Le
rideau est tombé sur un spectacle qui nous a tous un peu sonnés. Une histoire et des acteurs qui n'ont pas fait vibrer un public déjà peu intéressé par le sujet qu'on leur proposait. Mais ça n'est
pas parce que le spectacle est mauvais qu'il faut flinguer le metteur en scène.
Depuis la proclamation des résultats des Européennes dimanche soir j'ai
l'impression d'assister à un anti-bayrouisme chronique, tant en interne qu'en externe, et ça n'honore pas notre démocratie déjà bien malmenée.
La tendance actuelle est au lynchage du béarnais et ce que je lis me semble plus
être une analyse moutonnière et simpliste calquée sur les médias, qu'une vraie réflexion en profondeur.
Entendons-nous bien, le résultat du Mouvement Démocrate est tel que des questions,
bien évidemment, doivent se poser et une réflexion sereine et objective sur la situation est nécessaire.
Mais de là à sonner l'hallali de François Bayrou.!... Lui-même a reconnu des erreurs. Ce n'est pas un débutant, il analysera ces résultats et saura en tirer des leçons.
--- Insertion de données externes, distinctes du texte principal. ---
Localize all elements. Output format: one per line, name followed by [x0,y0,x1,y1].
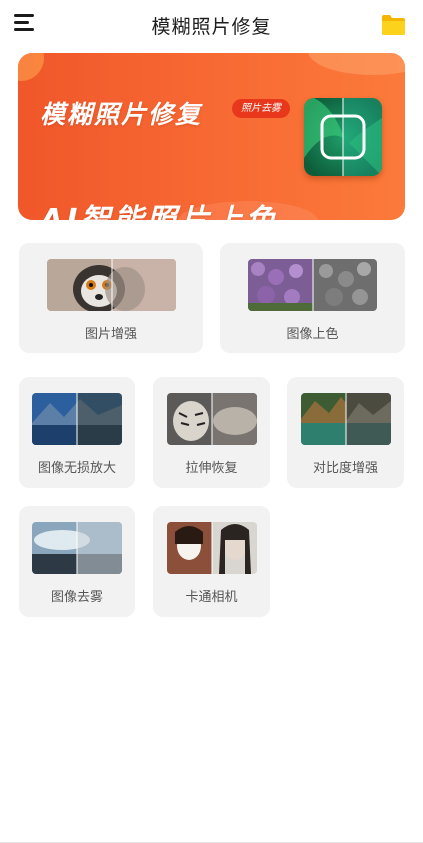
upscale-preview-image [32,393,122,445]
dehaze-preview-image [32,522,122,574]
tool-card-cartoon-camera[interactable]: 卡通相机 [153,506,270,617]
tool-label: 拉伸恢复 [185,461,238,476]
tool-card-colorize[interactable]: 图像上色 [220,243,405,353]
app-header: 模糊照片修复 [0,0,423,50]
page-title: 模糊照片修复 [151,16,272,38]
contrast-preview-image [301,393,391,445]
colorize-preview-image [248,259,377,311]
banner-subtitle: AI智能照片上色 [40,195,278,220]
banner-badge: 照片去雾 [232,99,290,118]
banner-photo-thumbnail [304,98,382,176]
tool-label: 对比度增强 [312,461,378,476]
tool-card-enhance[interactable]: 图片增强 [19,243,203,353]
enhance-preview-image [47,259,176,311]
tool-card-dehaze[interactable]: 图像去雾 [19,506,135,617]
tool-label: 图像去雾 [50,590,103,605]
folder-icon[interactable] [381,14,406,36]
cartoon-preview-image [167,522,257,574]
stretch-preview-image [167,393,257,445]
tool-label: 图像上色 [286,327,339,342]
tool-card-upscale[interactable]: 图像无损放大 [19,377,135,488]
tool-card-stretch-restore[interactable]: 拉伸恢复 [153,377,270,488]
tool-label: 图片增强 [84,327,137,342]
promo-banner[interactable]: 模糊照片修复 照片去雾 AI智能照片上色 [18,53,405,220]
tool-label: 图像无损放大 [37,461,116,476]
tool-label: 卡通相机 [185,590,238,605]
tool-card-contrast[interactable]: 对比度增强 [287,377,404,488]
banner-title: 模糊照片修复 [40,100,203,129]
En tant que responsable du
Mouvement qu'il a initié et qu'il incarne, il porte sa part de responsabilité sur cet insuccès. mais pas TOUTE la responsabilité.
Cet échec, est-il vraiment celui de François Bayrou ou est-il plutôt celui du
Mouvement Démocrate dans sa globalité ?
Notre gouvernance est basée sur la collégialité et nous avons des
vice-président(e)s qui travaillent de concert avec le Président qui réunit le Bureau Exécutif une fois par semaine.
Qui va donc nous faire croire, sérieusement, que François Bayrou décide tout
seul, en autocrate, faisant fi de tout conseil et ne pensant qu'à son seul intérêt pesronnel?
On pourra palabrer des semaines durant sur cette foutue émission, comme "on" l'a
fait aux présidentielles après sa fameuse phrase "je ne voterai pas pour Nicolas Sarkozy". On pourra encore nous ressasser son obsession présidentielle et tutti quanti
...
Pour ce qui me concerne, je me fiche de tous ces "accessoires" clinquants qui
servent à alimenter la polémique et dans le fond, n'apportent strictement rien à la gamelle des français et encore moins à celle du plombier polonais.
Ben oui...il lui arrive de déconner François . Mais à tout prendre, je préfère son genre de déconne qui lui
vient des tripes, à celle d'un "Grand bazar" troublant ou d'une karchérisation de racaille.
Notre Mouvement doit faire l'analyse de ses points faibles qui se sont pourtant construits sur des points forts.
Il doit surtout se rappeler qu'il est un Mouvement né, principalement, de la société civile. Un Mouvement de citoyens tout simplement mais qui a été rattrappé par la bonne vieille cuisine
politique qui baillonne le débat en interne, bafoue les principes qu'il défend et donc se renie...
Mais que l'on arrête un peu de ne mettre en avant que l'ambition de François Bayrou. Lui au moins a
toujours été clair, et je ne comprends pas trop pourquoi ceux qui louaient hier sa volonté pour demain, s'en offusquent aujourd'hui!
Le Mouvement Démocrate est truffé de personnes et personnalités qui ont beaucoup d'ambition mais qui tordent le nez si l'on en parle. Et pourtant, je suis sûre que leur coeur bat la
chamade avant l'annonce d'investitures ou dans l'espoir de promotions futures.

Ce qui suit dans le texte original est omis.